Aus dem kleinen, rothaarigen Trampel war ein rothaariges, in sich gekehrtes Mädchen geworden. Die Haut blasser als gebleichtes Leinen; der grimmige Blick war geblieben. Aus grünen Pupillen musterte sie ihr Gegenüber und verzog keine Miene, nur manchmal spielte ein undurchsichtiges Lächeln um ihren Mund.
Hin und wieder stahl sie sich nachts aus der Burg und ging in den Wald, nur der Herrgott mochte wissen, was sie da trieb.
Isenhart – und nicht nur ihm – erschien sie unzugänglich und entrückt. Sie passte sich nicht ein. Und was hatte es für ein Zeter und Mordio gegeben, als ihr Vater ihr untersagt hatte, Giselbert aufzusuchen. Was sie da überhaupt verloren habe, wolle sie etwa Scharfrichterin werden? Er lachte sie aus.

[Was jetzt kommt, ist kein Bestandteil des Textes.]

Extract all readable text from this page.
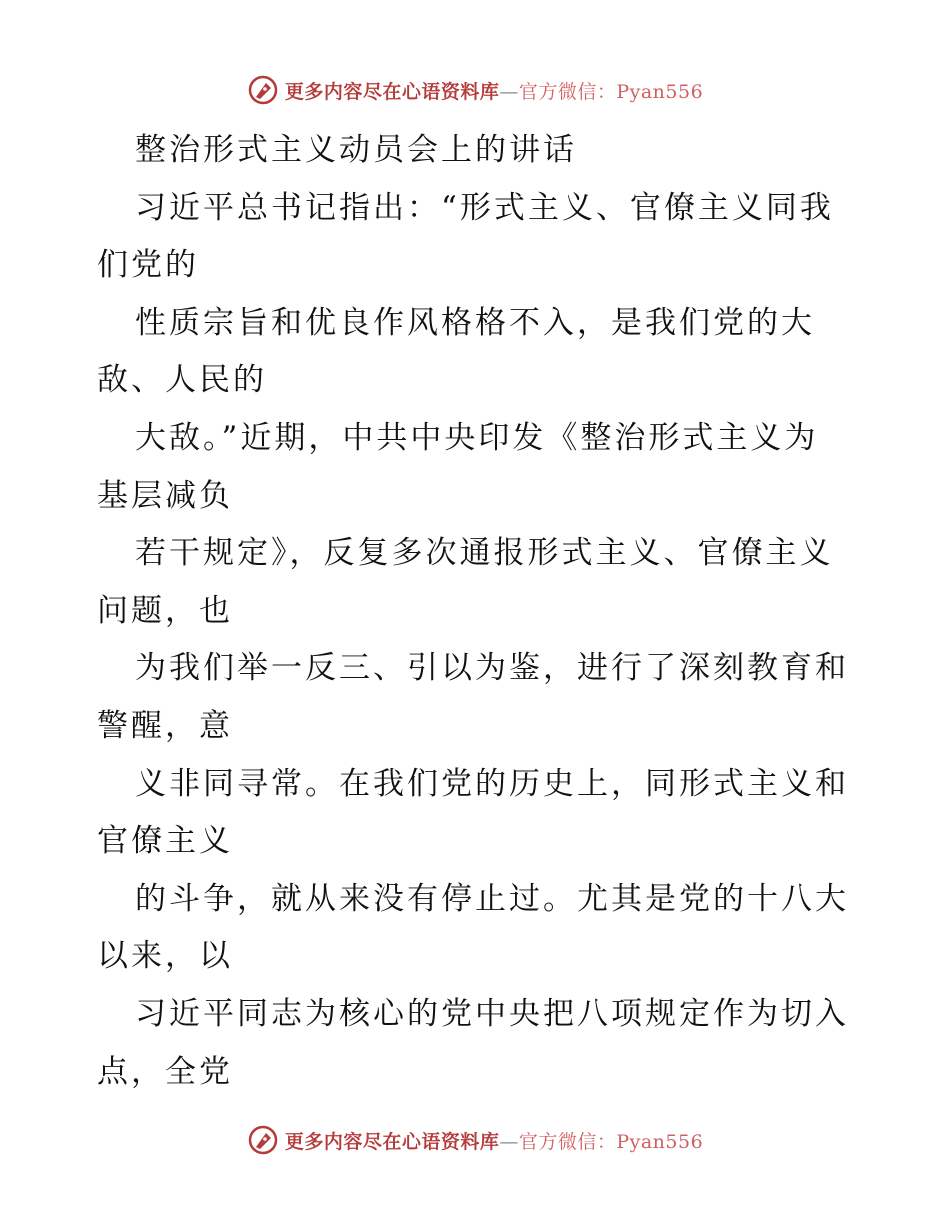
更多内容尽在心语资料库—官方微信：Pyan556
整治形式主义动员会上的讲话
习近平总书记指出：“形式主义、官僚主义同我
们党的
性质宗旨和优良作风格格不入，是我们党的大
敌、人民的
大敌。”近期，中共中央印发《整治形式主义为
基层减负
若干规定》，反复多次通报形式主义、官僚主义
问题，也
为我们举一反三、引以为鉴，进行了深刻教育和
警醒，意
义非同寻常。在我们党的历史上，同形式主义和
官僚主义
的斗争，就从来没有停止过。尤其是党的十八大
以来，以
习近平同志为核心的党中央把八项规定作为切入
点，全党
更多内容尽在心语资料库—官方微信：Pyan556
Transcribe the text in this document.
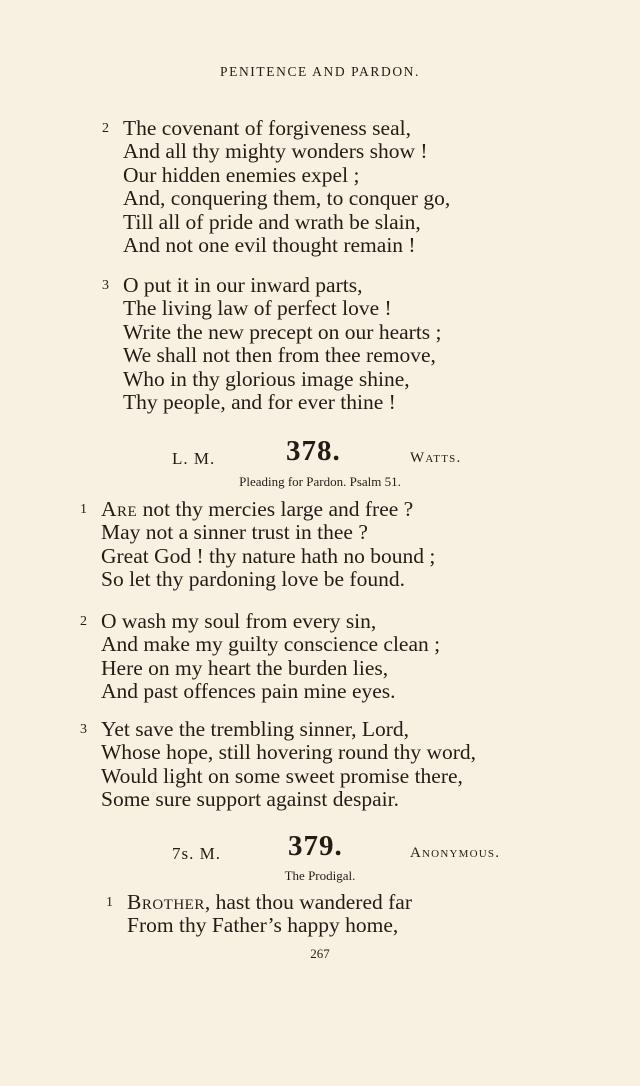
PENITENCE AND PARDON.
2 The covenant of forgiveness seal,
And all thy mighty wonders show !
Our hidden enemies expel ;
And, conquering them, to conquer go,
Till all of pride and wrath be slain,
And not one evil thought remain !
3 O put it in our inward parts,
The living law of perfect love !
Write the new precept on our hearts ;
We shall not then from thee remove,
Who in thy glorious image shine,
Thy people, and for ever thine !
L. M. 378.	Watts.
Pleading for Pardon. Psalm 51.
1 Are not thy mercies large and free ?
May not a sinner trust in thee ?
Great God ! thy nature hath no bound ;
So let thy pardoning love be found.
2 O wash my soul from every sin,
And make my guilty conscience clean ;
Here on my heart the burden lies,
And past offences pain mine eyes.
3 Yet save the trembling sinner, Lord,
Whose hope, still hovering round thy word,
Would light on some sweet promise there,
Some sure support against despair.
7s. M. 379.	Anonymous.
The Prodigal.
1 Brother, hast thou wandered far
From thy Father’s happy home,
267
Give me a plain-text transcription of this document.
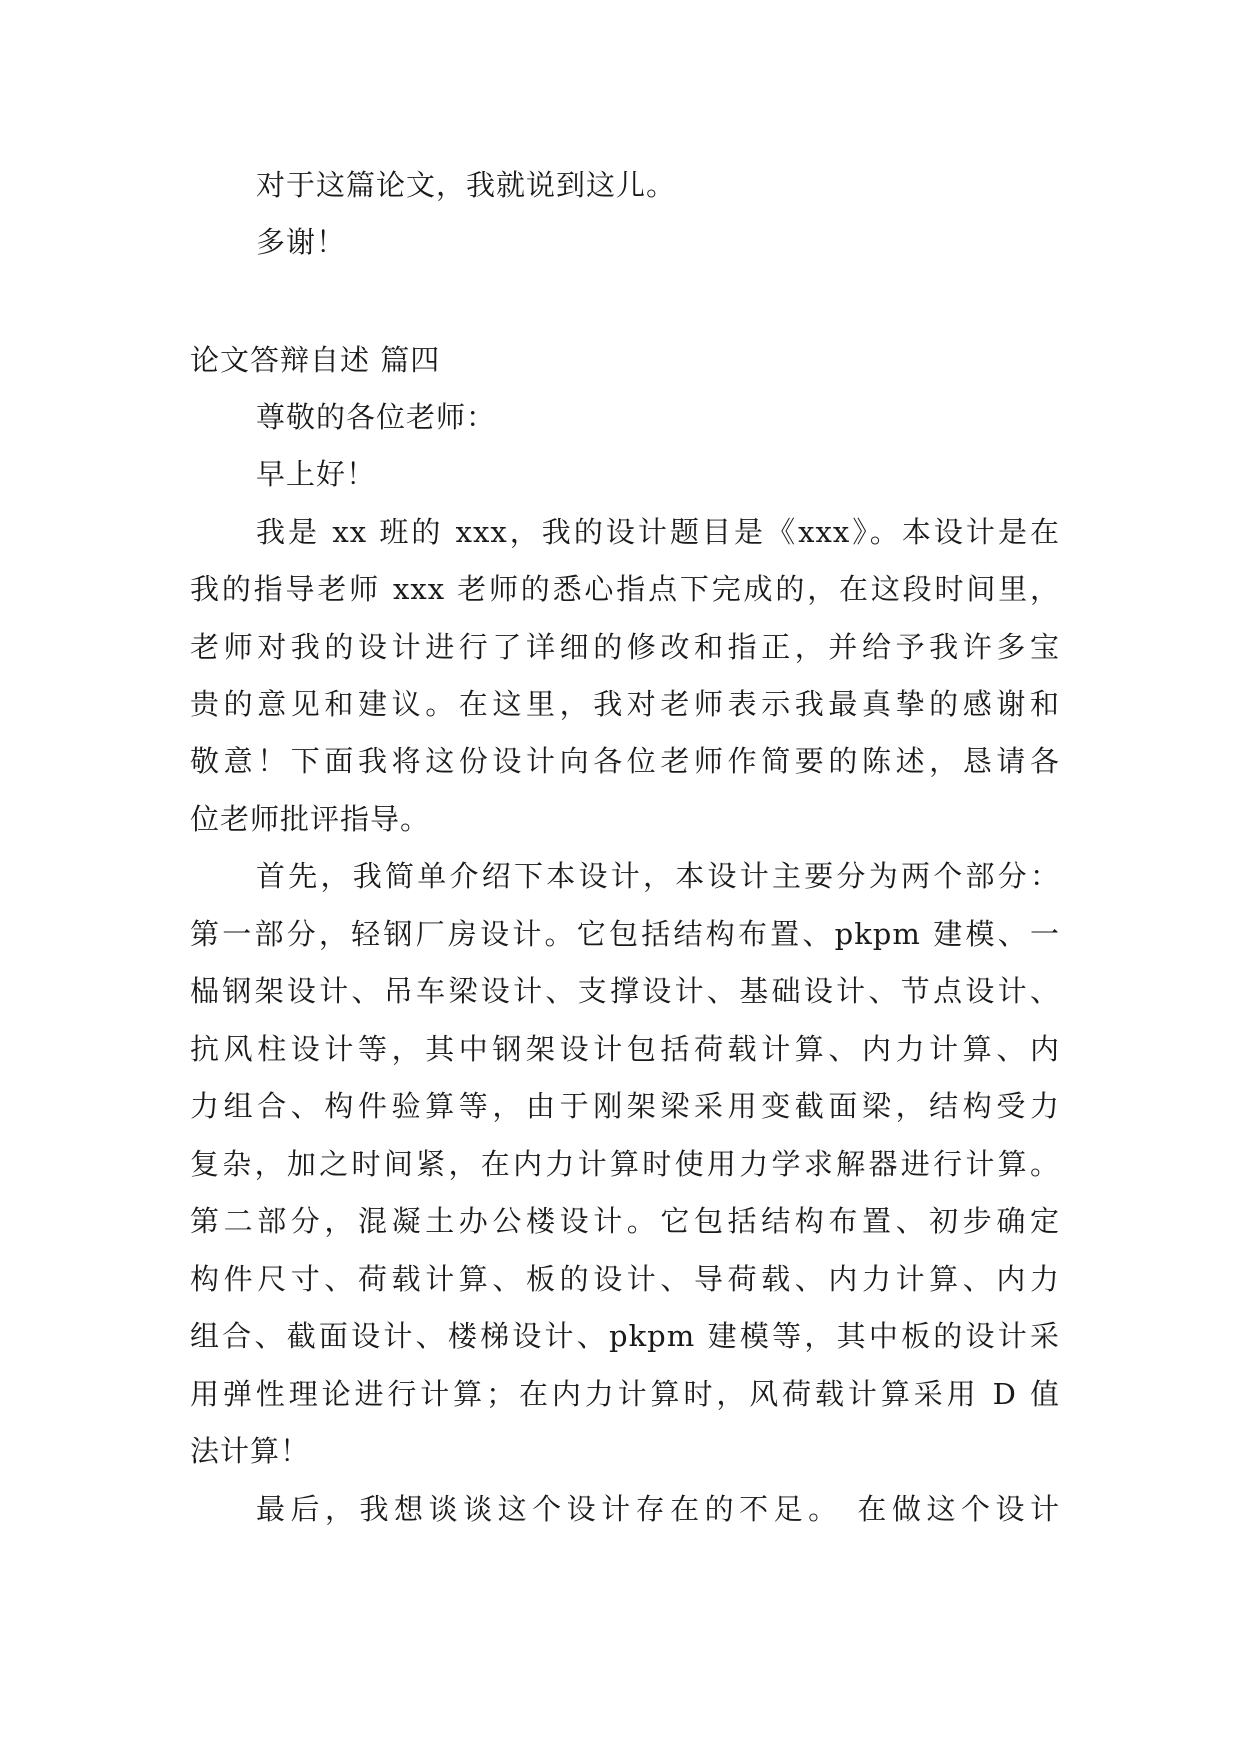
对于这篇论文，我就说到这儿。
多谢！
论文答辩自述 篇四
尊敬的各位老师：
早上好！
我是 xx 班的 xxx，我的设计题目是《xxx》。本设计是在
我的指导老师 xxx 老师的悉心指点下完成的，在这段时间里，
老师对我的设计进行了详细的修改和指正，并给予我许多宝
贵的意见和建议。在这里，我对老师表示我最真挚的感谢和
敬意！下面我将这份设计向各位老师作简要的陈述，恳请各
位老师批评指导。
首先，我简单介绍下本设计，本设计主要分为两个部分：
第一部分，轻钢厂房设计。它包括结构布置、pkpm 建模、一
榀钢架设计、吊车梁设计、支撑设计、基础设计、节点设计、
抗风柱设计等，其中钢架设计包括荷载计算、内力计算、内
力组合、构件验算等，由于刚架梁采用变截面梁，结构受力
复杂，加之时间紧，在内力计算时使用力学求解器进行计算。
第二部分，混凝土办公楼设计。它包括结构布置、初步确定
构件尺寸、荷载计算、板的设计、导荷载、内力计算、内力
组合、截面设计、楼梯设计、pkpm 建模等，其中板的设计采
用弹性理论进行计算；在内力计算时，风荷载计算采用 D 值
法计算！
最后，我想谈谈这个设计存在的不足。 在做这个设计
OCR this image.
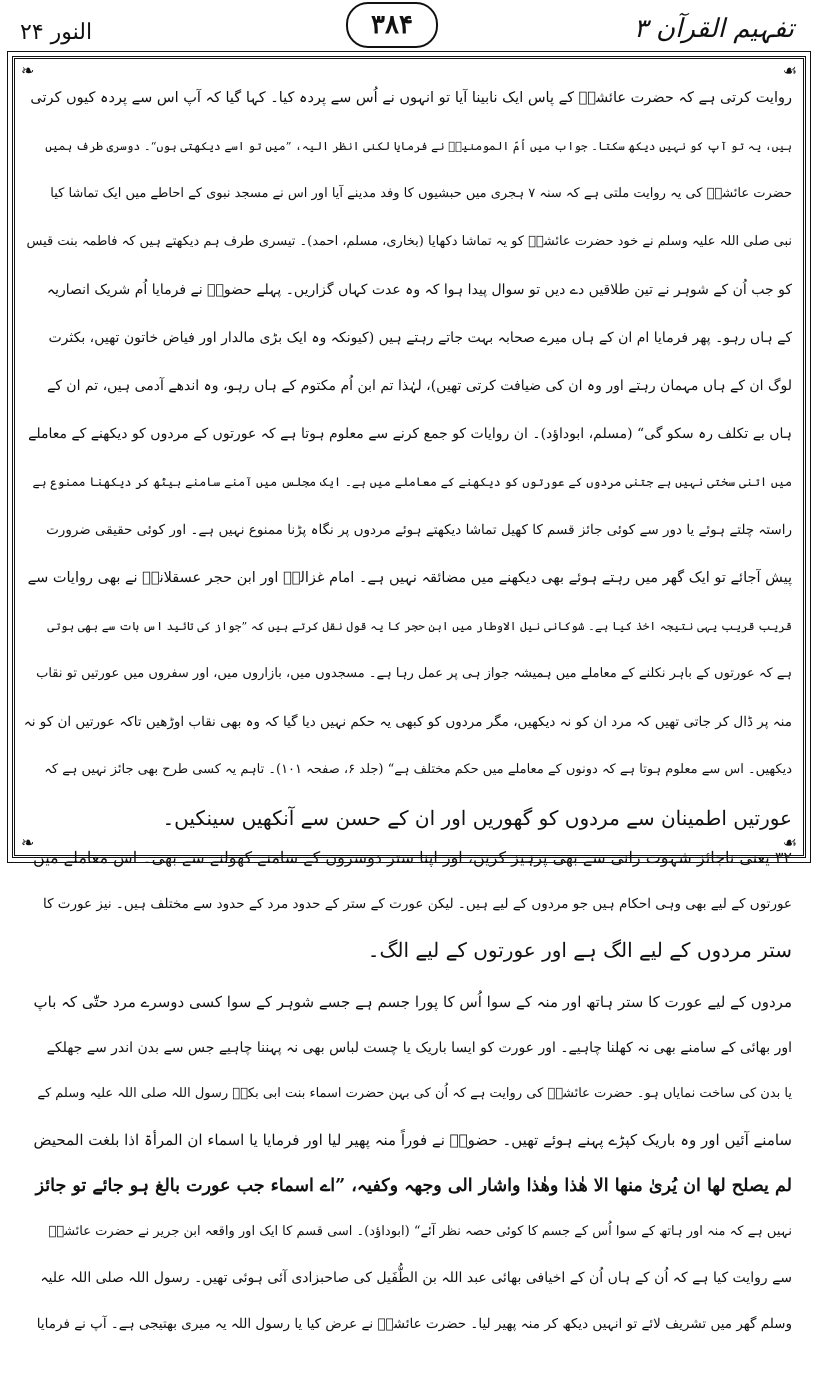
النور ۲۴	۳۸۴	تفہیم القرآن ۳
❧	☙
❧	☙
روایت کرتی ہے کہ حضرت عائشہؓ کے پاس ایک نابینا آیا تو انہوں نے اُس سے پردہ کیا۔ کہا گیا کہ آپ اس سے پردہ کیوں کرتی
ہیں، یہ تو آپ کو نہیں دیکھ سکتا۔ جواب میں اُمّ المومنینؓ نے فرمایا لکنی انظر الیہ، ”میں تو اسے دیکھتی ہوں“۔ دوسری طرف ہمیں
حضرت عائشہؓ کی یہ روایت ملتی ہے کہ سنہ ۷ ہجری میں حبشیوں کا وفد مدینے آیا اور اس نے مسجد نبوی کے احاطے میں ایک تماشا کیا
نبی صلی اللہ علیہ وسلم نے خود حضرت عائشہؓ کو یہ تماشا دکھایا (بخاری، مسلم، احمد)۔ تیسری طرف ہم دیکھتے ہیں کہ فاطمہ بنت قیس
کو جب اُن کے شوہر نے تین طلاقیں دے دیں تو سوال پیدا ہوا کہ وہ عدت کہاں گزاریں۔ پہلے حضورؐ نے فرمایا اُم شریک انصاریہ
کے ہاں رہو۔ پھر فرمایا ام ان کے ہاں میرے صحابہ بہت جاتے رہتے ہیں (کیونکہ وہ ایک بڑی مالدار اور فیاض خاتون تھیں، بکثرت
لوگ ان کے ہاں مہمان رہتے اور وہ ان کی ضیافت کرتی تھیں)، لہٰذا تم ابن اُم مکتوم کے ہاں رہو، وہ اندھے آدمی ہیں، تم ان کے
ہاں بے تکلف رہ سکو گی“ (مسلم، ابوداؤد)۔ ان روایات کو جمع کرنے سے معلوم ہوتا ہے کہ عورتوں کے مردوں کو دیکھنے کے معاملے
میں اتنی سختی نہیں ہے جتنی مردوں کے عورتوں کو دیکھنے کے معاملے میں ہے۔ ایک مجلس میں آمنے سامنے بیٹھ کر دیکھنا ممنوع ہے
راستہ چلتے ہوئے یا دور سے کوئی جائز قسم کا کھیل تماشا دیکھتے ہوئے مردوں پر نگاہ پڑنا ممنوع نہیں ہے۔ اور کوئی حقیقی ضرورت
پیش آجائے تو ایک گھر میں رہتے ہوئے بھی دیکھنے میں مضائقہ نہیں ہے۔ امام غزالیؒ اور ابن حجر عسقلانیؒ نے بھی روایات سے
قریب قریب یہی نتیجہ اخذ کیا ہے۔ شوکانی نیل الاوطار میں ابن حجر کا یہ قول نقل کرتے ہیں کہ ”جواز کی تائید اس بات سے بھی ہوتی
ہے کہ عورتوں کے باہر نکلنے کے معاملے میں ہمیشہ جواز ہی پر عمل رہا ہے۔ مسجدوں میں، بازاروں میں، اور سفروں میں عورتیں تو نقاب
منہ پر ڈال کر جاتی تھیں کہ مرد ان کو نہ دیکھیں، مگر مردوں کو کبھی یہ حکم نہیں دیا گیا کہ وہ بھی نقاب اوڑھیں تاکہ عورتیں ان کو نہ
دیکھیں۔ اس سے معلوم ہوتا ہے کہ دونوں کے معاملے میں حکم مختلف ہے“ (جلد ۶، صفحہ ۱۰۱)۔ تاہم یہ کسی طرح بھی جائز نہیں ہے کہ
عورتیں اطمینان سے مردوں کو گھوریں اور ان کے حسن سے آنکھیں سینکیں۔
۳۲ یعنی ناجائز شہوت رانی سے بھی پرہیز کریں، اور اپنا ستر دوسروں کے سامنے کھولنے سے بھی۔ اس معاملے میں
عورتوں کے لیے بھی وہی احکام ہیں جو مردوں کے لیے ہیں۔ لیکن عورت کے ستر کے حدود مرد کے حدود سے مختلف ہیں۔ نیز عورت کا
ستر مردوں کے لیے الگ ہے اور عورتوں کے لیے الگ۔
مردوں کے لیے عورت کا ستر ہاتھ اور منہ کے سوا اُس کا پورا جسم ہے جسے شوہر کے سوا کسی دوسرے مرد حتّٰی کہ باپ
اور بھائی کے سامنے بھی نہ کھلنا چاہیے۔ اور عورت کو ایسا باریک یا چست لباس بھی نہ پہننا چاہیے جس سے بدن اندر سے جھلکے
یا بدن کی ساخت نمایاں ہو۔ حضرت عائشہؓ کی روایت ہے کہ اُن کی بہن حضرت اسماء بنت ابی بکرؓ رسول اللہ صلی اللہ علیہ وسلم کے
سامنے آئیں اور وہ باریک کپڑے پہنے ہوئے تھیں۔ حضورؐ نے فوراً منہ پھیر لیا اور فرمایا یا اسماء ان المرأۃ اذا بلغت المحیض
لم یصلح لھا ان یُریٰ منھا الا ھٰذا وھٰذا واشار الی وجھہ وکفیہ، ”اے اسماء جب عورت بالغ ہو جائے تو جائز
نہیں ہے کہ منہ اور ہاتھ کے سوا اُس کے جسم کا کوئی حصہ نظر آئے“ (ابوداؤد)۔ اسی قسم کا ایک اور واقعہ ابن جریر نے حضرت عائشہؓ
سے روایت کیا ہے کہ اُن کے ہاں اُن کے اخیافی بھائی عبد اللہ بن الطُّفَیل کی صاحبزادی آئی ہوئی تھیں۔ رسول اللہ صلی اللہ علیہ
وسلم گھر میں تشریف لائے تو انہیں دیکھ کر منہ پھیر لیا۔ حضرت عائشہؓ نے عرض کیا یا رسول اللہ یہ میری بھتیجی ہے۔ آپ نے فرمایا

Sie wolle alles über Carnifexe wissen, erwiderte sie, alles über den Tod und wie es sich anfühlt, wenn man ihn über andere bringt. Dem Vater blieb das Lachen im Halse stecken.
Sophia war den Leuten unheimlich.
Anna erwähnte das einmal, sie hatten sich geliebt, Isenhart lag ausgelaugt neben ihr, sein ganzer Körper befand sich in wohliger Erschlaffung, aber sein Geist war hellwach. Anna sorgte sich um ihre kleine Schwester, um den rothaarigen Wildfang, der so sehr aus der Art schlug.